Le président américain Barack Obama s'apprêtait dimanche à tourner une page historique en se rendant à Cuba, un des derniers bastions du communisme avec lequel il entend mettre fin à plus de cinq décennies d'antagonisme.

Parti de Washington peu après 13h30, le président américain était attendu vers 17h à l'aéroport Jose Marti de La Havane.

Barack Obama deviendra le premier dirigeant américain en exercice à venir sur l'île depuis Calvin Coolidge, en 1928.

Accompagné de son épouse Michelle et de leurs deux filles Malia et Sasha, il se déplace avec un double objectif: aller à la rencontre du peuple cubain et consolider le spectaculaire rapprochement engagé fin 2014 avec le président Raul Castro.

Au moment de boucler son second mandat, M. Obama souhaite réussir un «coup» diplomatique et avancer le plus possible sur le dossier cubain afin de compliquer tout retour en arrière, quel que soit son successeur en 2017.

Dans le même temps, il a souhaité donner des gages à ces concitoyens en programmant pour mardi une rencontre avec des dissidents et a prévenu qu'il évoquerait «directement» les droits de l'homme lors de ses entretiens lundi avec Raul Castro, qui a succédé à son frère Fidel voici presque 10 ans.

Sur ce thème, les autorités cubaines ont donné le ton dimanche en arrêtant plusieurs dizaines de dissidents lors de l'habituelle procession dominicale des Dames en Blanc près d'une église de l'ouest de La Havane.

Les policiers présents sur place n'ont pas souhaité fournir d'explications à l'AFP sur les motifs de ces arrestations, qui se soldent généralement par des libérations quelques heures plus tard.

À son arrivée dimanche, le président américain doit faire étape à l'ambassade, puis rejoindre la vieille ville en longeant le Malecon, boulevard de bord de mer le long duquel de nombreux Cubains devraient se masser pour voir passer sa limousine blindée.

Dans la soirée, il doit parcourir à pied les rues de la vieille Havane, classées au patrimoine de l'UNESCO et toilettées pour l'occasion, puis rencontrer le cardinal Jaime Ortega, un des artisans du rapprochement américano-cubain.

Le retour des multinationales à Cuba

Le temps fort de la visite du président américain sera le discours qu'il prononcera mardi dans un théâtre de La Havane, devant un public soigneusement sélectionné et les caméras de la télévision cubaine.

Samedi, le président Obama a surpris les Cubains en se prêtant au jeu d'un petit sketch avec le célèbre humoriste cubain Panfilo.

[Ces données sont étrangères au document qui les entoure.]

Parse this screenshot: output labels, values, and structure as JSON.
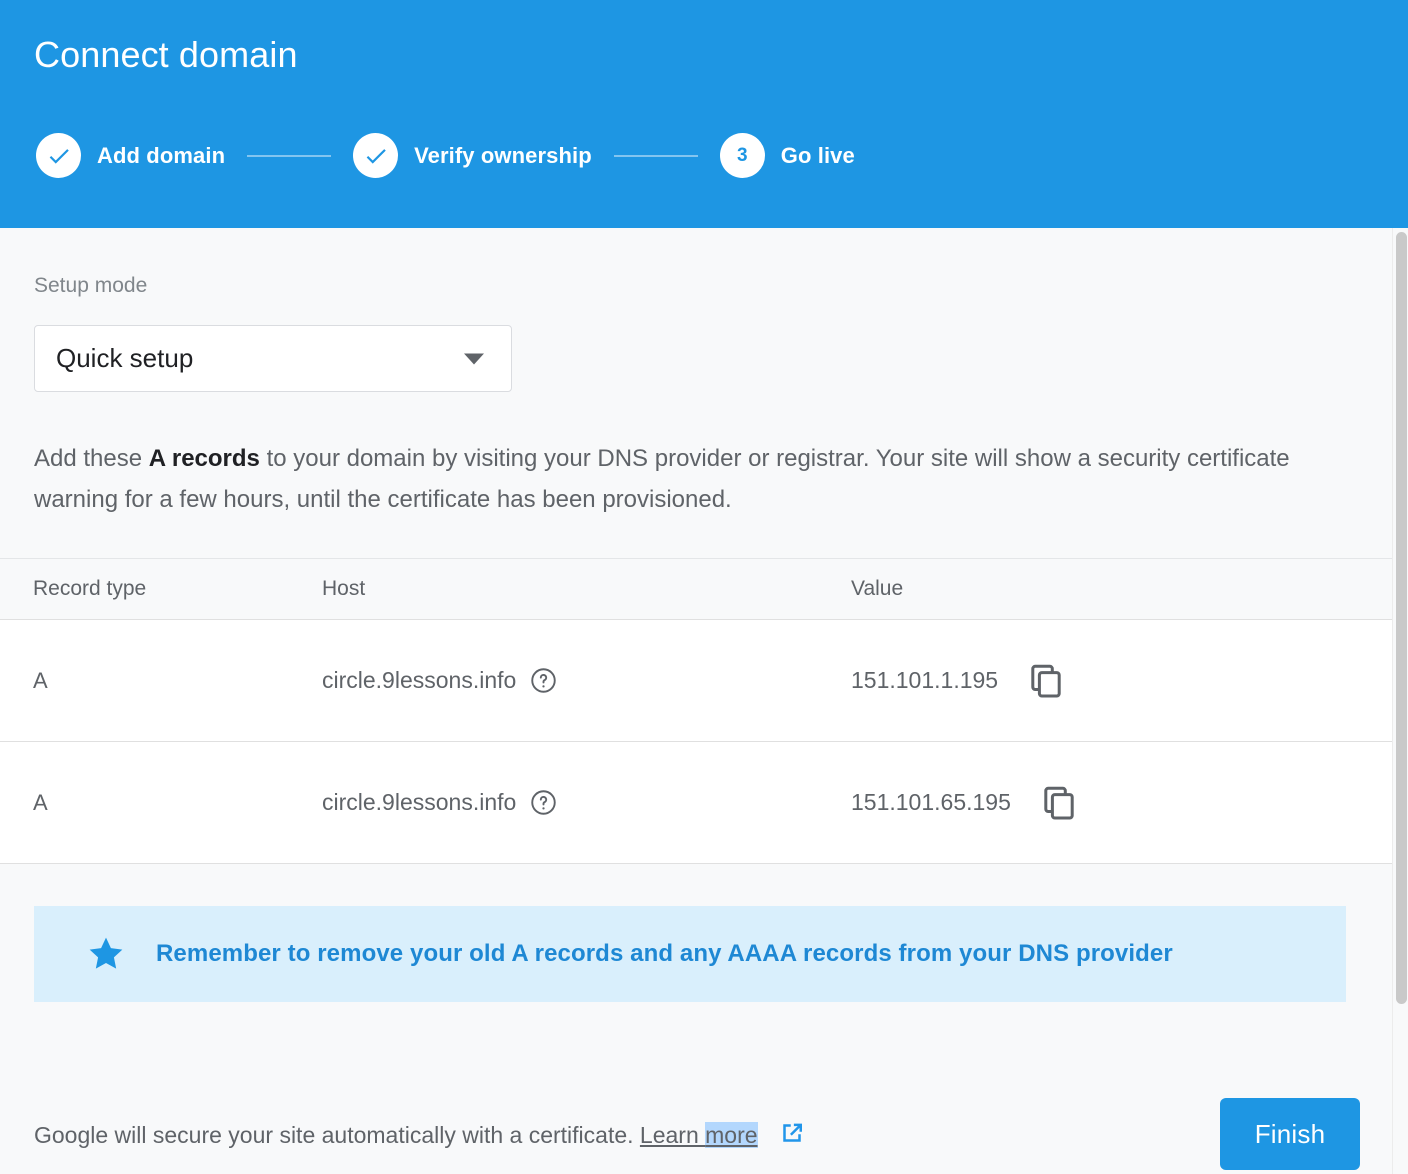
{
  "header": {
    "title": "Connect domain",
    "accent_color": "#1e96e3",
    "steps": [
      {
        "label": "Add domain",
        "state": "complete",
        "icon": "check-icon",
        "number": "1"
      },
      {
        "label": "Verify ownership",
        "state": "complete",
        "icon": "check-icon",
        "number": "2"
      },
      {
        "label": "Go live",
        "state": "current",
        "icon": "",
        "number": "3"
      }
    ]
  },
  "setup": {
    "label": "Setup mode",
    "selected": "Quick setup",
    "options": [
      "Quick setup"
    ],
    "chevron_icon": "chevron-down-icon"
  },
  "description": {
    "before": "Add these ",
    "bold": "A records",
    "after": " to your domain by visiting your DNS provider or registrar. Your site will show a security certificate warning for a few hours, until the certificate has been provisioned."
  },
  "table": {
    "columns": [
      "Record type",
      "Host",
      "Value"
    ],
    "rows": [
      {
        "record_type": "A",
        "host": "circle.9lessons.info",
        "host_help_icon": "help-circle-icon",
        "value": "151.101.1.195",
        "copy_icon": "copy-icon"
      },
      {
        "record_type": "A",
        "host": "circle.9lessons.info",
        "host_help_icon": "help-circle-icon",
        "value": "151.101.65.195",
        "copy_icon": "copy-icon"
      }
    ]
  },
  "banner": {
    "icon": "star-icon",
    "text": "Remember to remove your old A records and any AAAA records from your DNS provider",
    "background_color": "#d9effc",
    "text_color": "#1e88d4"
  },
  "footer": {
    "note": "Google will secure your site automatically with a certificate.",
    "link_text_plain": "Learn ",
    "link_text_selected": "more",
    "external_icon": "external-link-icon",
    "finish_label": "Finish"
  },
  "scrollbar": {
    "orientation": "vertical"
  }
}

Mise en ligne par l'ambassade américaine, la vidéo a été diffusée dans la soirée par la télévision d'État, provoquant l'étonnement de nombreux Havanais.

Dans la capitale cubaine, si l'effervescence est palpable, beaucoup de Cubains ayant grandi pendant la guerre froide, bercés par les diatribes anti-impérialistes de Fidel Castro, peinent encore à réaliser que l'impossible est en passe de se produire.

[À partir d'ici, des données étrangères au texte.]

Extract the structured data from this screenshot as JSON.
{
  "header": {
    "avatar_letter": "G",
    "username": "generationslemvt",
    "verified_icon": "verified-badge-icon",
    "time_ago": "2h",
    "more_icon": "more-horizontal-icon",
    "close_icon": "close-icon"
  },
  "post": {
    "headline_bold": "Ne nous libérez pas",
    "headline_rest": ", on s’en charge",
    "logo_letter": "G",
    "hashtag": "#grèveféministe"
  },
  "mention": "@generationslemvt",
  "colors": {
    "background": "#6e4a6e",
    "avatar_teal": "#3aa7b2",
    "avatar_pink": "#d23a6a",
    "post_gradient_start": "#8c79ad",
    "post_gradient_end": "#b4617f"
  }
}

«Un président des États-Unis à Cuba (...) probablement accueilli avec des sourires, des applaudissements et des groupes musicaux! Jamais dans nos rêves ou nos cauchemars nous n'imaginions voir quelque chose de tel de notre vivant», confie l'écrivain Leonardo Padura dans le blogue d'informations Cafefuerte.

En revanche pas de rencontre prévue entre Barack Obama et Fidel Castro, âgé de 89 ans, si l'on en croit la Maison-Blanche.

Si les médias cubains ont pour l'instant accordé une maigre couverture à cette visite, les drapeaux américains ont fleuri ces derniers jours dans les rues de la capitale.

«Bien-sûr qu'on lui souhaite la bienvenue!», clame Reinaldo Peres, serveur de 42 ans dans le centre de La Havane. «Je pense qu'il devrait emménager ici. Donnez-lui une maison!», rigole-t-il, illustrant le capital de sympathie dont jouit le président américain à Cuba.

Malgré l'engouement autour de ce déplacement longtemps impensable, l'embargo imposé à l'île depuis 1962 reste en place et les changements espérés par Washington pourraient tarder à se concrétiser.

Jeudi, le ministre cubain des Affaires étrangères a rappelé que La Havane n'était pas disposée à «renoncer à un seul de ses principes (...) pour avancer vers la normalisation».

De son côté, la Maison-Blanche a décrété ces derniers mois une série de mesures pour assouplir l'embargo, dont la levée totale dépend du Congrès.

Et ces mesures commencent à porter leurs fruits. La chaîne hôtelière Starwood a annoncé samedi avoir obtenu le feu vert du Département du Trésor pour ouvrir deux hôtels à La Havane, devenant ainsi la première multinationale américaine à s'installer à Cuba depuis la révolution castriste de 1959.